Last year, a 7IM discussion paper, ‘Challenging Traditional Attitudes towards Risk and Retirement’, showed how reducing risk in the approach to retirement could undermine investor outcomes. Co-author Matthew Yeates, Investment Manager, 7IM said:
“At the point when you are nearing your retirement your investment pot is often the largest it will ever be. This is when the effect of taking investment risk and aiming to compound investment returns can be its most powerful. However, what people discuss less is the fact it is also the point when inflation could be doing the most damage to your savings.
“With bank rates more than two percent below current inflation, losing that much per year on a large portfolio size can mean you are literally pouring your retirement savings away, just when your pot looked at its most healthy. Unfortunately, too many investors are de-risking their investment portfolios at this point when they should be looking to protect their hard saved cash against the force of inflation. An investor’s time horizon is often used to temper their investment risk. With life expectancy on the up many of them will be invested for much longer then they may have planned and so the point of retirement is NOT the point to stop investing for growth.”

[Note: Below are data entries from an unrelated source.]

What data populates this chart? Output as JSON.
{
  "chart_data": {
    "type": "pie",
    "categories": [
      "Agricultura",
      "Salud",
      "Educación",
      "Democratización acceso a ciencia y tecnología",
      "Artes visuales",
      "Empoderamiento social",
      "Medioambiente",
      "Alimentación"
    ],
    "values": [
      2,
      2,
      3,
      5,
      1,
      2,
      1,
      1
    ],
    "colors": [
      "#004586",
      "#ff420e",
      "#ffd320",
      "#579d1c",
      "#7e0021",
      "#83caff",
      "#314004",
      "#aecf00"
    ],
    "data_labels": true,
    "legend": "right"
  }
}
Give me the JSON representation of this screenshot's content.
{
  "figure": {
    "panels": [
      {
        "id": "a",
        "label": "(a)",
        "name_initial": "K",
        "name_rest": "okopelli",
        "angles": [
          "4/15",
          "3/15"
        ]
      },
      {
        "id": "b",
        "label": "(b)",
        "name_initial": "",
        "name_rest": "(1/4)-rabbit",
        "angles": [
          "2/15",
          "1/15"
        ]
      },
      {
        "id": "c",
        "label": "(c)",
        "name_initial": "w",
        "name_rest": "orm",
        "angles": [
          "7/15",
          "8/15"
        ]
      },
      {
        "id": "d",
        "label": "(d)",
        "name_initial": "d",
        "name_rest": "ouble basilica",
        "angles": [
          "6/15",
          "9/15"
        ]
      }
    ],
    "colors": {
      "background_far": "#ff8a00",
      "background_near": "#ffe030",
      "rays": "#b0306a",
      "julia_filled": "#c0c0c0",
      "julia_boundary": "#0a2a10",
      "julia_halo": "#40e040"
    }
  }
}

Justin Urquhart Stewart added: “There are a number of lessons from this research. Society is going to have to prepare for many older people working long beyond the traditional retirement age (if part time). We need a credible plan from the government about how later life care will be funded because those that will need it next have no planned way of paying for it. And, finally, we need to prepare subsequent generations better to enable them to save adequately and invest wisely for retirement.”
About the research approach
Opinium surveyed 2,000 UK adults aged over 50, with assets of more than £50,000 (including property and pensions).
Participants were recruited via a random sampling method to help avoid selection bias, which was developed in conjunction with the London School of Economics. It takes into account various demographic variables (such as age, gender and region) to ensure that we have a representative sample of each demographic group in any sample we recruit.